Detto cosí sembrerebbe niente,
ma l'autore Antonio Massena si é ritrovato realmente
prigioniero in un banale cono di neve farinosa che lo stava
rapidamente uccidendo e grazie al rapidissimo intervento del
compagno Claudio é stato estratto ancora vivo ma in
quello stato che i medici chiamano di pre-morte.

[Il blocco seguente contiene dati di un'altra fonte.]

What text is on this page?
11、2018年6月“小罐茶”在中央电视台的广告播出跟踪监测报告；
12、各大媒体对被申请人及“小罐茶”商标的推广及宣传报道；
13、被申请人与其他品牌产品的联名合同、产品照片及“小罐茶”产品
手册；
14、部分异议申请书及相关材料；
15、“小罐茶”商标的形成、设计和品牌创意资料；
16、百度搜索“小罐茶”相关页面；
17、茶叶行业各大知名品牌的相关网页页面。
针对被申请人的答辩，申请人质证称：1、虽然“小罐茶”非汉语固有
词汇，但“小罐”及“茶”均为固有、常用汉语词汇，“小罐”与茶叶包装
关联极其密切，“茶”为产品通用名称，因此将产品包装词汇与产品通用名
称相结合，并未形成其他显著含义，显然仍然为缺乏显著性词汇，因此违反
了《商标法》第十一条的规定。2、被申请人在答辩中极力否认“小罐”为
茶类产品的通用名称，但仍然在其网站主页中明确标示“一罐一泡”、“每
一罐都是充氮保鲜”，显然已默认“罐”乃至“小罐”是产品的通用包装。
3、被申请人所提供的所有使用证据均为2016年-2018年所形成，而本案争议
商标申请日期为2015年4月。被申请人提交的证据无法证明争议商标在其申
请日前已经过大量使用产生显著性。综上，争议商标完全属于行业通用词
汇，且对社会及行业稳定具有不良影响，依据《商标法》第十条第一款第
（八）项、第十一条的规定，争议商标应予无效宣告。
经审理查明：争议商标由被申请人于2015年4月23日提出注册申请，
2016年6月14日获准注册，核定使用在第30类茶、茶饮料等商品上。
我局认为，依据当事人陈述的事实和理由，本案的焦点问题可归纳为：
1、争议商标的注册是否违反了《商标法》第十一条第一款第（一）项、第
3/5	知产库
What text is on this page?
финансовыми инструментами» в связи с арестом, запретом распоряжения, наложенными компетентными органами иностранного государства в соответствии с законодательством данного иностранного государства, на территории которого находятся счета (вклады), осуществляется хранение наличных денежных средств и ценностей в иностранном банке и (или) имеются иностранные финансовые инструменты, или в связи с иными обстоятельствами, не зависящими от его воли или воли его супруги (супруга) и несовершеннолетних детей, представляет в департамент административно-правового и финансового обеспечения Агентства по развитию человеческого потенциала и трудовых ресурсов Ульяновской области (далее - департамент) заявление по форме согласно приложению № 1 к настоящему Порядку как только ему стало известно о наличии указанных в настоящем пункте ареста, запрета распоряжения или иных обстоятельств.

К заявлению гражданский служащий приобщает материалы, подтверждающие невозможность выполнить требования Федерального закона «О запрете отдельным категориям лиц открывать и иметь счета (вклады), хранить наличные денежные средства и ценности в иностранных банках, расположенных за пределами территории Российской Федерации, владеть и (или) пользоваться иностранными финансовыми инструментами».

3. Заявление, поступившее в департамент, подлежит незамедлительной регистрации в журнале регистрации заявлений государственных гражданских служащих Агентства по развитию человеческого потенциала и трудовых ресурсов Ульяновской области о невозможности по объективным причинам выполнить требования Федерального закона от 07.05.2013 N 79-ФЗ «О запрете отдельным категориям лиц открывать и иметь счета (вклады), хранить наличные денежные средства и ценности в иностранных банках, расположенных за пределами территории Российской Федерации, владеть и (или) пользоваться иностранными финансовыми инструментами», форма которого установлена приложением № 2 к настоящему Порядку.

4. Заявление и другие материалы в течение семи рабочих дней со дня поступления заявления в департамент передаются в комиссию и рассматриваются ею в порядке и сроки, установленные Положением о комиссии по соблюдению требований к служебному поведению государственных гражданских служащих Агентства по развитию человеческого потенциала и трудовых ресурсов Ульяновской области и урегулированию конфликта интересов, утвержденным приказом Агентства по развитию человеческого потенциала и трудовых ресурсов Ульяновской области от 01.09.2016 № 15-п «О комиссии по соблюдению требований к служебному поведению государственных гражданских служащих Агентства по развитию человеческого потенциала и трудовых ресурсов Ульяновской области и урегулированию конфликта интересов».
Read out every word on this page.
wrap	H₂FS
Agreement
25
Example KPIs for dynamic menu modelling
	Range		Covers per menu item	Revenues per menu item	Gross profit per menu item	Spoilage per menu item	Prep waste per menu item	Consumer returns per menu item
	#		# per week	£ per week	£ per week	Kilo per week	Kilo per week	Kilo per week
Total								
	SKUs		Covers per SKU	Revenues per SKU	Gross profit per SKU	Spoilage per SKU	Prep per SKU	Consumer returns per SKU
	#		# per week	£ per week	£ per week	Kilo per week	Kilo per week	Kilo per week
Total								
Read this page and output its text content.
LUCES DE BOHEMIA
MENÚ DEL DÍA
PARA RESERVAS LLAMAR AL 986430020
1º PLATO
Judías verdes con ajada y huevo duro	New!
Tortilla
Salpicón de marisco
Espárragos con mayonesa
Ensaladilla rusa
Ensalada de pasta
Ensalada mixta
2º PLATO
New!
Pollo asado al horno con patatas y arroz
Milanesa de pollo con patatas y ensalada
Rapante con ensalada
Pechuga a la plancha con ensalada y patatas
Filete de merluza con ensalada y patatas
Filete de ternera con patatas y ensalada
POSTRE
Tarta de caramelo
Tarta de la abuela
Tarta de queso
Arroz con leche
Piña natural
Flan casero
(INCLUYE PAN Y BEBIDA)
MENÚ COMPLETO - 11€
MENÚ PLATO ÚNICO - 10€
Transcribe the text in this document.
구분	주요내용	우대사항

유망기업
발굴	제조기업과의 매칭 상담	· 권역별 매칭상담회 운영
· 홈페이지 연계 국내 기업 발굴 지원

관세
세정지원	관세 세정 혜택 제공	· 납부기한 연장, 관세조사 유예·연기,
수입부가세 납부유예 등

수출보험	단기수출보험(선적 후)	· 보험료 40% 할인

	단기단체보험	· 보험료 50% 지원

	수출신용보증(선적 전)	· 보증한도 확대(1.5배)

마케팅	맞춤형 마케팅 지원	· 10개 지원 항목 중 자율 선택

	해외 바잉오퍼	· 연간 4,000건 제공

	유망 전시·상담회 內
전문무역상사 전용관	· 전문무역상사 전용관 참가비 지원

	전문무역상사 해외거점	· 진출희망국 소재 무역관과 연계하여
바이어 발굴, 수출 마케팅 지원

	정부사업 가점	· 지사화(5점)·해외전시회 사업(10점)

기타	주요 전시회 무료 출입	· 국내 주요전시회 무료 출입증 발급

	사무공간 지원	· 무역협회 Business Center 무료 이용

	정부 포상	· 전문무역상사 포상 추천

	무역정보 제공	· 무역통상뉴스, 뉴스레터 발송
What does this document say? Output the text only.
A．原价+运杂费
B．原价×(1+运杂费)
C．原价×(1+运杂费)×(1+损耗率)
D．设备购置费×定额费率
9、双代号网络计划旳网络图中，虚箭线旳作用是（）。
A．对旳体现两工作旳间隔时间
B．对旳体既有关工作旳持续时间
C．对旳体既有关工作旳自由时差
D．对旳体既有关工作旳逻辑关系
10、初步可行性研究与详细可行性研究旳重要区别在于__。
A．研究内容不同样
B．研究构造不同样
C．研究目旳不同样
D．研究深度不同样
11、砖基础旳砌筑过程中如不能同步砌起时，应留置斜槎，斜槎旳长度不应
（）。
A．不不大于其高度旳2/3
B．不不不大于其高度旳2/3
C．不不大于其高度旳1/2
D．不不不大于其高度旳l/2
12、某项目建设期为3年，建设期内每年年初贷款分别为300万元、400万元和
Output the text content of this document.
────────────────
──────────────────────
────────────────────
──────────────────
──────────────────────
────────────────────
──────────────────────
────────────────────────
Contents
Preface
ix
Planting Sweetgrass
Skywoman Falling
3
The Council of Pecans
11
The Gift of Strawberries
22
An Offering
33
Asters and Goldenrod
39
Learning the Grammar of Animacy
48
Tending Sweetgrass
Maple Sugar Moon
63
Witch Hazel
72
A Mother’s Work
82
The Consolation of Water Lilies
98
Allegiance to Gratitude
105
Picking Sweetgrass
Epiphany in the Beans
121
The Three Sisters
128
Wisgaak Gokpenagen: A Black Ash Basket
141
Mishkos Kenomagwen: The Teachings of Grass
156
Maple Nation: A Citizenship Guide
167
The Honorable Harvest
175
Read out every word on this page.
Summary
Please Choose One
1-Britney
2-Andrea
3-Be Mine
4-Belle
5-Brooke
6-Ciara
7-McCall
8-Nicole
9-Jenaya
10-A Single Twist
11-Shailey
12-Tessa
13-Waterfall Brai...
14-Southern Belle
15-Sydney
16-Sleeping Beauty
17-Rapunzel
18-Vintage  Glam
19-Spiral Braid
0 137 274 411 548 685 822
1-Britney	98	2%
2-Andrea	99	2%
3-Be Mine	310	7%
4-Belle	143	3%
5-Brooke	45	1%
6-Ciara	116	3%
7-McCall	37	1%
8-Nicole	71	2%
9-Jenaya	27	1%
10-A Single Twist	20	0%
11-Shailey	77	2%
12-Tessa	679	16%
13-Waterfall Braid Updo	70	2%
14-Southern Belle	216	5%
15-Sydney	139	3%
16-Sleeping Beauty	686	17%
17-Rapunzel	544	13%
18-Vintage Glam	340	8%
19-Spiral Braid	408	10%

L'autore ci descrive in questo suo
libro Oltre il silenzio l'impressionante
ma anche straordinaria esperienza vissuta in quegli interminabili
momenti che portano l'uomo al limite tra la vita e la morte,
su quella linea impercettibile del non ritorno, un'esperienza
che sembra essere tratta dai saggi di Ray Moody Jr nei suoi
studi de "la vita oltre la vita" , egli entra coraggiosamente
nel racconto della sua partita a scacchi con la morte, in
una sorta di Bergmaniano Settimo sigillo, ma con un finale
fortunatamente favorevole all'autore.
Cosí come Maria
Coffey ha infranto il tabú del dolore dei familiari
degli alpinisti caduti nelle loro ascensioni con L'ombra
della montagna e con Confine
incerto e Joe Simpson ci ha presentato una faccia diversa
dell'alpinismo, Massena ci mostra la sua battaglia con la
morte.
Con emozione, ma lucidamente ci parla
del distacco dello spirito dal corpo, del suo abbandono e
del singolare osservarsi dall'esterno, nelle fasi di pre-morte,
poi la fase di rientro, non esente dal dolore e i lunghi mesi
di ricerca della propria identitá alla luce della nuova
conoscenza.
Inoltre vi é narrato l'immenso dolore per la perdita,
alcuni mesi dopo del suo incidente, di Stefano, compagno di
ogni momento significativo della sua vita, compresa la spedizione
al Cho Oyu.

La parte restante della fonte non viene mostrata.